The reporters nearby had lost any and all words as the camera continued to roll, but the heroes of Class A were undeterred. They aided in transporting the villain into a police car, shared some banter about the quick takedown. The power was gone from the air now, but the weight of it lingered like the smell of ozone in the air. No one could take in quite a full breath, half-stuttered under the feeling of too-fast hearts.
Pro Hero Deku approached the reporters after the villain was gone from the scene and the bystanders regained some of their composure. His fellow heroes flanked him like an unstoppable shield, yet no one would gain the courage to question this.

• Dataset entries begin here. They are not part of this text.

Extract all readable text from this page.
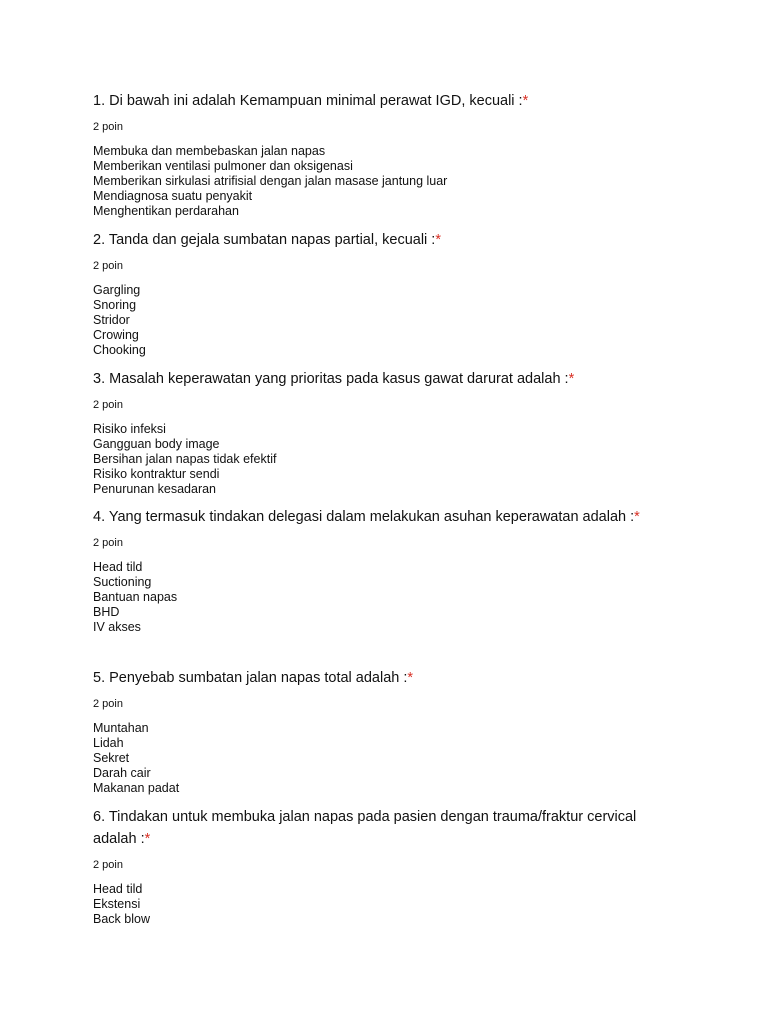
1. Di bawah ini adalah Kemampuan minimal perawat IGD, kecuali :*

2 poin
Membuka dan membebaskan jalan napas
Memberikan ventilasi pulmoner dan oksigenasi
Memberikan sirkulasi atrifisial dengan jalan masase jantung luar
Mendiagnosa suatu penyakit
Menghentikan perdarahan

2. Tanda dan gejala sumbatan napas partial, kecuali :*

2 poin
Gargling
Snoring
Stridor
Crowing
Chooking

3. Masalah keperawatan yang prioritas pada kasus gawat darurat adalah :*

2 poin
Risiko infeksi
Gangguan body image
Bersihan jalan napas tidak efektif
Risiko kontraktur sendi
Penurunan kesadaran

4. Yang termasuk tindakan delegasi dalam melakukan asuhan keperawatan adalah :*

2 poin
Head tild
Suctioning
Bantuan napas
BHD
IV akses

5. Penyebab sumbatan jalan napas total adalah :*

2 poin
Muntahan
Lidah
Sekret
Darah cair
Makanan padat

6. Tindakan untuk membuka jalan napas pada pasien dengan trauma/fraktur cervical adalah :*

2 poin
Head tild
Ekstensi
Back blow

“Hello! I’m Pro Hero Deku, and these are my fellow heroes Uravity, Chargebolt and Creati. I’m assuming you have some questions for us?” His unassuming smile seemed out of place on such an otherworldly figure.
“Ah, yes. I’m Suzuki Himari from Heroes Daily. How- how exactly did you manage to take down S-Ranked SuperVillain Serpentine so quickly after her escape from Tartarus?” Not even her cameraman could scold her for her stutter.
“Well, my fellow heroes here did an excellent job at wearing down her stamina and keeping her away from civilians before my arrival! After I landed on the scene, I tackled her as she was attempting to attack them. It seems that my tackle stunned her enough that she didn’t resist as we were subduing her and subsequently taking her away. Does that answer your question?” Himari is quite certain that the tackle isn’t what stunned the villain, but can’t muster up the courage to say otherwise.
“Yes, it does.” She stalled for a moment, unsure of what else she could question him on, still reeling from being in the vicinity to so much power. It seems he had grown quite considerably since UA, seemingly to heights that no other human had managed to accomplish.
“Great! Then we will work on clearing the debris so the street will be usable again!” He bounded away before Himari would get out another word, his fellow heroes following him every step of the way.
It becomes a regular occurrence after that, other reporters stumbling through the insane aftershocks of power just like Himari. For the average person, it’s not something they can really get used to, for all that Himari has chased every hero fight with all of the fervor of a journalist. And yet, it becomes almost reassuring in its weight, a presence that speaks of unstoppable determination and safety, something that can be felt miles off, an inevitability only spoken through a distant flash of lightning.
UA’s Hell Class holds unfathomable amounts of power within kind hands. Sharp smiles and sharper blows suggest something deeper than human, something beyond the typical realms of possibility. Quirks are able to explain away most of life’s impossibilities, but nothing can capture the all-encompassing weight that shakes cities to their core.
Whether in the bump in the night or in broad daylight, flashes of green lightning remind everyone that there’s something more than human seeping through the cracks of society. Your hair will raise, the air will become electric; you’ll take one more breath in the eye of the storm, and hope it’s not your last.